The Regulatory Mix, TMI’s daily blog of regulatory activities, is a snapshot of PUC, FCC, legislative, and occasionally court, issues that our regulatory monitoring team uncovers each day. Depending on their significance, some items may be the subject of a TMI Regulatory Bulletin.
ISP Interconnection Agreements
FCC Chairman Tom Wheeler issued a statement on broadband consumers and internet congestion. The statement reveals that Commission staff has begun requesting interconnection agreement information from ISPs and content providers. He said that the FCC has already received the agreements between Comcast and Netflix and Verizon and Netflix and is in the process of asking for others. He emphasized that “what we are doing right now is collecting information, not regulating. We are looking under the hood. Consumers want transparency. They want answers. And so do I.”
Wheeler cited an email he recently received from a consumer questioning who was at fault in the Verizon-Netflix dispute and asking what the FCC could do about it. Wheeler said that the “bottom line is that consumers need to understand what is occurring when the Internet service they’ve paid for does not adequately deliver the content they desire, especially content they’ve also paid for. In this instance, it is about what happens where the ISP connects to the Internet. It’s important that we know – and that consumers know.”
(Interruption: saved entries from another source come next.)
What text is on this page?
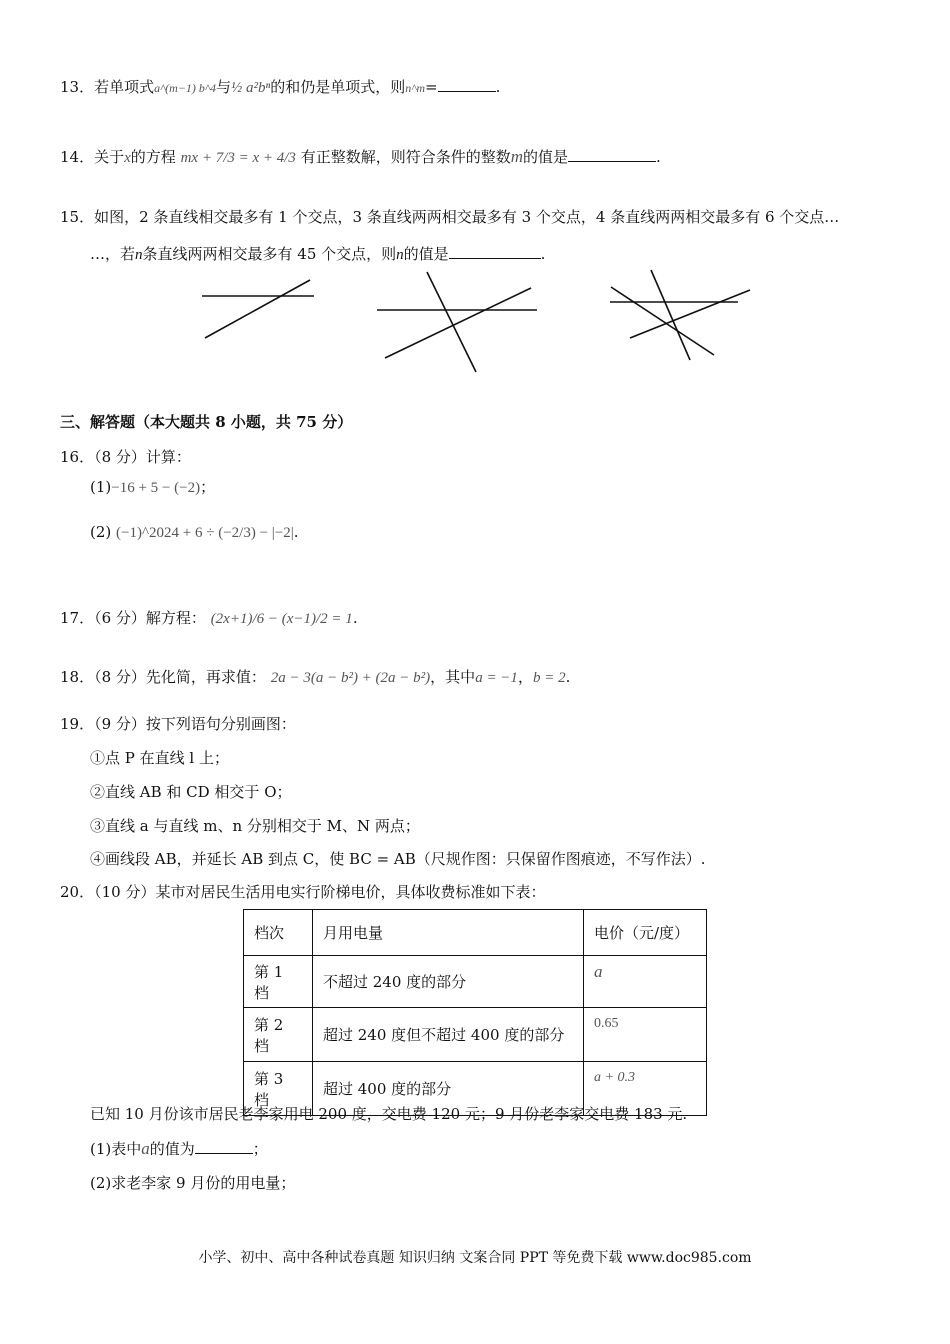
13．若单项式a^(m−1) b^4与½ a²bⁿ的和仍是单项式，则n^m=	.
14．关于x的方程 mx + 7/3 = x + 4/3 有正整数解，则符合条件的整数m的值是	.
15．如图，2 条直线相交最多有 1 个交点，3 条直线两两相交最多有 3 个交点，4 条直线两两相交最多有 6 个交点…
…，若n条直线两两相交最多有 45 个交点，则n的值是	.
三、解答题（本大题共 8 小题，共 75 分）
16．（8 分）计算：
(1)−16 + 5 − (−2)；
(2) (−1)^2024 + 6 ÷ (−2/3) − |−2|.
17．（6 分）解方程： (2x+1)/6 − (x−1)/2 = 1.
18．（8 分）先化简，再求值： 2a − 3(a − b²) + (2a − b²)，其中a = −1，b = 2.
19．（9 分）按下列语句分别画图：
①点 P 在直线 l 上；
②直线 AB 和 CD 相交于 O；
③直线 a 与直线 m、n 分别相交于 M、N 两点；
④画线段 AB，并延长 AB 到点 C，使 BC = AB（尺规作图：只保留作图痕迹，不写作法）.
20．（10 分）某市对居民生活用电实行阶梯电价，具体收费标准如下表：
档次	月用电量	电价（元/度）
第 1 档	不超过 240 度的部分	a
第 2 档	超过 240 度但不超过 400 度的部分	0.65
第 3 档	超过 400 度的部分	a + 0.3
已知 10 月份该市居民老李家用电 200 度，交电费 120 元；9 月份老李家交电费 183 元.
(1)表中a的值为	；
(2)求老李家 9 月份的用电量；
小学、初中、高中各种试卷真题 知识归纳 文案合同 PPT 等免费下载 www.doc985.com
The FCC extended until June 30, 2017, the existing freeze on Part 36 category relationships and jurisdictional cost allocation factors. As a result, price cap carriers will use the same relationships between categories of investment and expenses within Part 32 accounts and the same jurisdictional allocation factors that have been in place since the inception of the current freeze on July 1, 2001; rate-of-return carriers will use the same frozen jurisdictional allocation factors, and will (absent a waiver) use the same frozen category relationships if they had opted in 2001 to freeze those. The FCC concluded that extending the freeze would provide stability to carriers that must comply with its jurisdictional separations rules while the Joint Board continues its analysis of the jurisdictional separations process.
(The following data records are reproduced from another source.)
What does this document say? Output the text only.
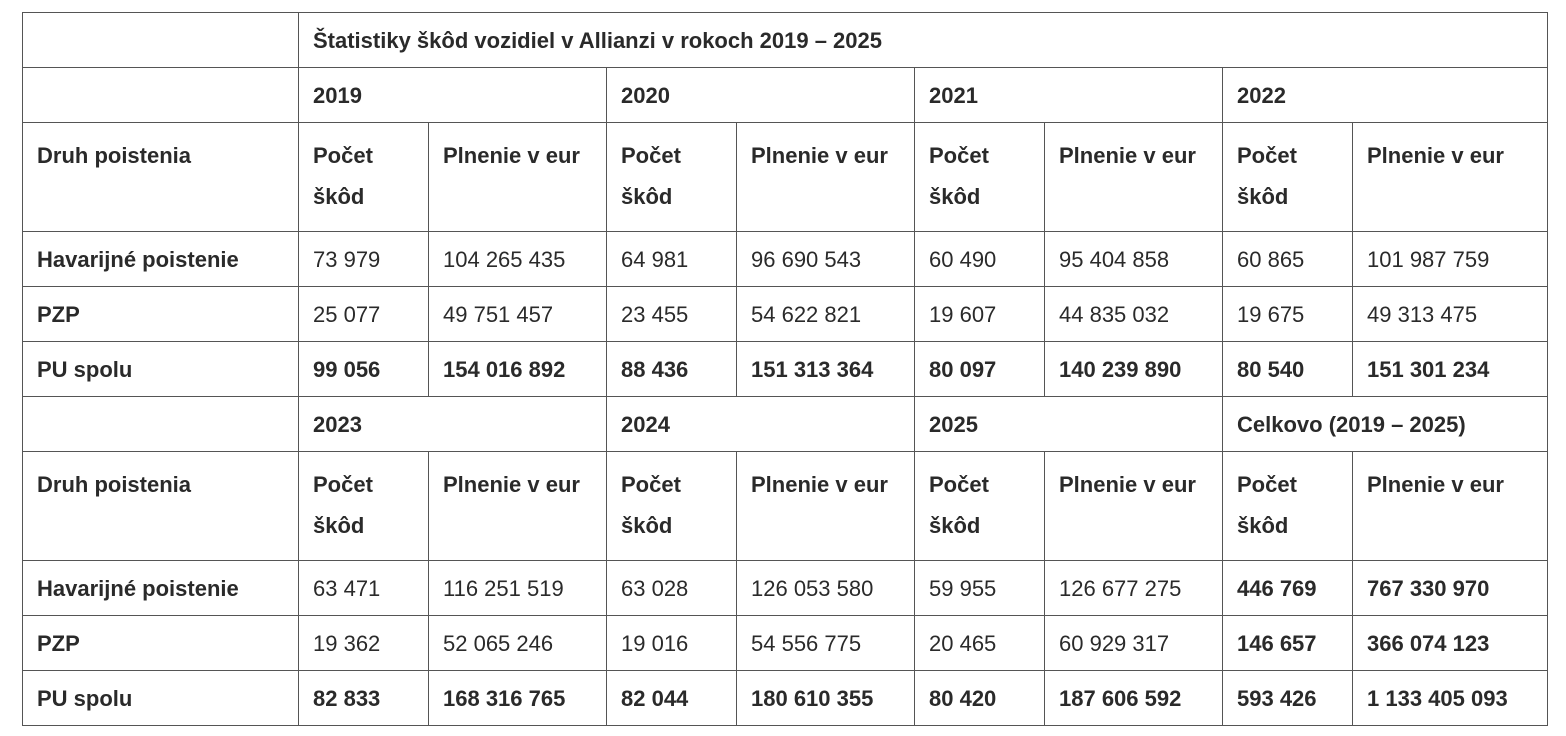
	Štatistiky škôd vozidiel v Allianzi v rokoch 2019 – 2025							
	2019		2020		2021		2022	
Druh poistenia	Počet škôd	Plnenie v eur	Počet škôd	Plnenie v eur	Počet škôd	Plnenie v eur	Počet škôd	Plnenie v eur
Havarijné poistenie	73 979	104 265 435	64 981	96 690 543	60 490	95 404 858	60 865	101 987 759
PZP	25 077	49 751 457	23 455	54 622 821	19 607	44 835 032	19 675	49 313 475
PU spolu	99 056	154 016 892	88 436	151 313 364	80 097	140 239 890	80 540	151 301 234
	2023		2024		2025		Celkovo (2019 – 2025)	
Druh poistenia	Počet škôd	Plnenie v eur	Počet škôd	Plnenie v eur	Počet škôd	Plnenie v eur	Počet škôd	Plnenie v eur
Havarijné poistenie	63 471	116 251 519	63 028	126 053 580	59 955	126 677 275	446 769	767 330 970
PZP	19 362	52 065 246	19 016	54 556 775	20 465	60 929 317	146 657	366 074 123
PU spolu	82 833	168 316 765	82 044	180 610 355	80 420	187 606 592	593 426	1 133 405 093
In a separate statement, Commissioner O’Reilly questioned the need to continue the jurisdictional separations rules at all in light of intervening regulatory and marketplace changes. He said the FCC should give “serious consideration” to sunsetting the rules altogether.
Pay Phone Rates
The U.S. Court of Appeals for the D.C. Circuit affirmed an FCC order rejecting petitions filed by various state pay phone associations seeking reversal of state commission decisions not to require refunds from Bell Operating Companies (BOCs) that did not have cost-based pay phone access line rates in effect. TMI Regulatory Bulletin Service subscribers see Bulletin dated March 7, 2013. The Court found that Congress granted discretion to the FCC to determine whether refunds would be required and that FCC reasonably exercised that discretion. It also rejected claims that §276(a) of the Communications Act established an absolute entitlement to refunds for periods in which the statute was violated. The Court said the Act was “silent” on the issue, suggesting the Congress intended to leave remedial discretion with the FCC. Thus the FCC could “fill Section 276’s gap with a reasonable approach to the refund question.”